Mohammed Schemsed-din Hafis

(Übersetzung: Joseph von Hammer-Purgstall)


Aus: Der Buchstabe Dal

CVII. (107)

Nirgends kann ich Freunde schauen,
Was ist aus ihnen geworden?
Wo ist Freundschaft? wo die Freunde?
Was ist aus ihnen geworden?

Trübe ist des Lebensquelle,
Wo ist der reinliche Chiser?
Umgekehrt sind Wind und Rosen,
Was ist aus ihnen geworden?

Keiner redet von den Freunden,
Die Wort und Treue bewahren,
Dankbarkeit, wohin entfloh sie?
Was ist aus Freunden geworden?

Gottesleitung, Himmelsgnade
Ward uns als Spende geworfen,
Keiner tummelt auf dem Platz sich,
Was ist aus Reitern geworden?

Sohre singet nicht mehr lieblich, 1
Hat sie die Leier verbrennet?
Niemand freut sich mehr des Rausches,
Was ist aus Trinkern geworden?

Diese Stadt war sonst der Wohnort
Der Fürsten und der Verliebten,
Was befiel denn die Verliebten?
Was ist aus Fürsten geworden?

Aus der Mine ihrer Gnaden
Entsteigen nicht mehr Rubinen,
Windepfleg' und Sonnenwärme
Was ist aus ihnen geworden?

Schweige still Hafis, denn Niemand
Erspäht Geheimniße Gottes,
Welchen fragst du von dem Zeitlauf,
Was ist aus selbem geworden?

1 Sohre auf arabisch, Nahid auf persisch, Anais oder Kalliste auf griechisch, der weibliche Genius des Morgen- und Abendsterns.
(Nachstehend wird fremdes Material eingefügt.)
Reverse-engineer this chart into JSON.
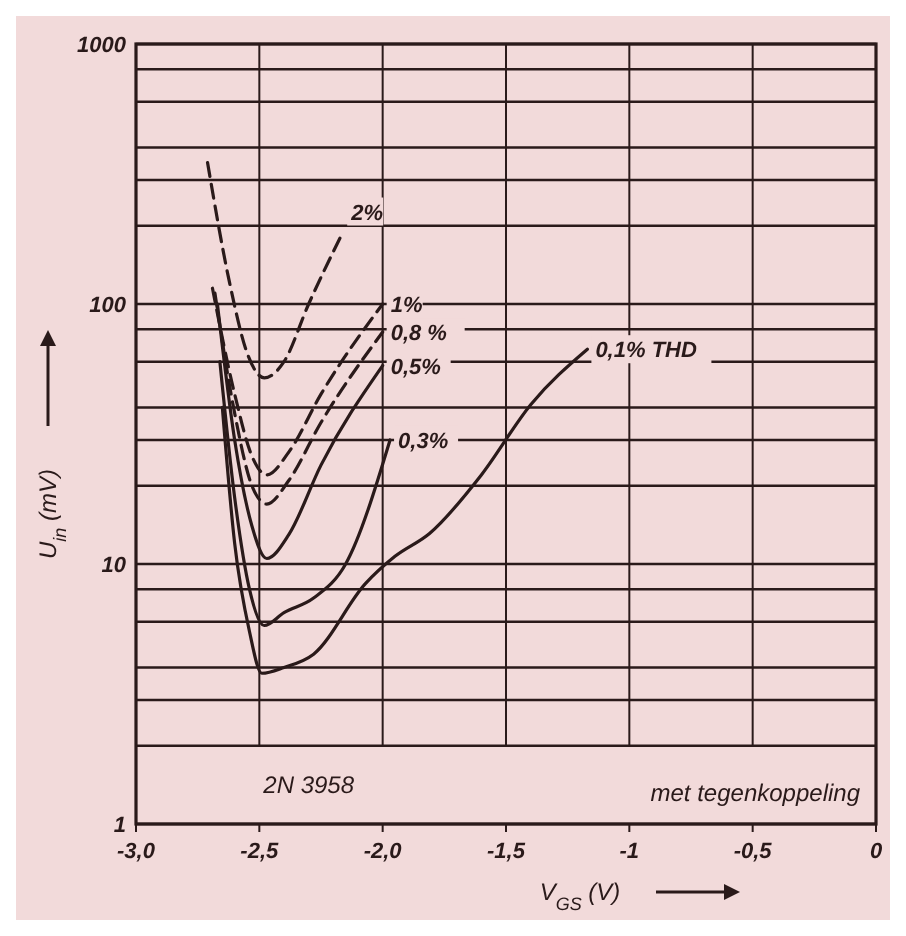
{
  "chart_data": {
    "type": "line",
    "xlabel": "V$_{GS}$ (V)",
    "ylabel": "U$_{in}$ (mV)",
    "log": "y",
    "grid": true,
    "marker": "none",
    "xlim": [
      -3,
      0
    ],
    "ylim": [
      1,
      1000
    ],
    "xticks": [
      {
        "value": -3,
        "label": "-3,0"
      },
      {
        "value": -2.5,
        "label": "-2,5"
      },
      {
        "value": -2,
        "label": "-2,0"
      },
      {
        "value": -1.5,
        "label": "-1,5"
      },
      {
        "value": -1,
        "label": "-1"
      },
      {
        "value": -0.5,
        "label": "-0,5"
      },
      0
    ],
    "yticks": [
      1,
      {
        "value": 2,
        "label": null
      },
      {
        "value": 3,
        "label": null
      },
      {
        "value": 4,
        "label": null
      },
      {
        "value": 6,
        "label": null
      },
      {
        "value": 8,
        "label": null
      },
      10,
      {
        "value": 20,
        "label": null
      },
      {
        "value": 30,
        "label": null
      },
      {
        "value": 40,
        "label": null
      },
      {
        "value": 60,
        "label": null
      },
      {
        "value": 80,
        "label": null
      },
      100,
      {
        "value": 200,
        "label": null
      },
      {
        "value": 300,
        "label": null
      },
      {
        "value": 400,
        "label": null
      },
      {
        "value": 600,
        "label": null
      },
      {
        "value": 800,
        "label": null
      },
      1000
    ],
    "series": [
      {
        "name": "2%",
        "color": "#2a1a1a",
        "line_style": "dashed",
        "x": [
          -2.71,
          -2.62,
          -2.55,
          -2.48,
          -2.4,
          -2.3,
          -2.16
        ],
        "values": [
          350,
          120,
          65,
          52,
          60,
          100,
          190
        ]
      },
      {
        "name": "1%",
        "color": "#2a1a1a",
        "line_style": "dashed",
        "x": [
          -2.69,
          -2.6,
          -2.53,
          -2.47,
          -2.38,
          -2.25,
          -2.0
        ],
        "values": [
          115,
          45,
          26,
          22,
          27,
          45,
          100
        ]
      },
      {
        "name": "0,8 %",
        "color": "#2a1a1a",
        "line_style": "dashed",
        "x": [
          -2.68,
          -2.6,
          -2.53,
          -2.47,
          -2.38,
          -2.25,
          -2.0
        ],
        "values": [
          110,
          38,
          20,
          17,
          21,
          35,
          78
        ]
      },
      {
        "name": "0,5%",
        "color": "#2a1a1a",
        "line_style": "solid",
        "x": [
          -2.67,
          -2.6,
          -2.53,
          -2.47,
          -2.38,
          -2.25,
          -2.0
        ],
        "values": [
          100,
          30,
          14,
          10.5,
          13,
          24,
          58
        ]
      },
      {
        "name": "0,3%",
        "color": "#2a1a1a",
        "line_style": "solid",
        "x": [
          -2.66,
          -2.6,
          -2.54,
          -2.48,
          -2.4,
          -2.28,
          -2.15,
          -1.97
        ],
        "values": [
          60,
          18,
          8,
          5.8,
          6.5,
          7.4,
          10,
          30
        ]
      },
      {
        "name": "0,1% THD",
        "color": "#2a1a1a",
        "line_style": "solid",
        "x": [
          -2.65,
          -2.6,
          -2.54,
          -2.49,
          -2.4,
          -2.28,
          -2.07,
          -1.95,
          -1.81,
          -1.6,
          -1.4,
          -1.17
        ],
        "values": [
          40,
          12,
          5.5,
          3.8,
          4,
          4.5,
          8.4,
          10.7,
          13.1,
          22,
          41,
          67
        ]
      }
    ],
    "annotations": [
      "2N 3958",
      "met tegenkoppeling"
    ]
  }
}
Der orientalischen Sage, welcher zufolge Sohre als himmlische Lautenspielerinn den Reigen der Sterne anführt, ist in diesen Noten schon mehr als einmal und am ausführlichsten bei der Ode des Buchstaben Ta, wo sich jeder Vers wechselweise mit dem Worte Harut oder Marut schließt, erwähnt worden.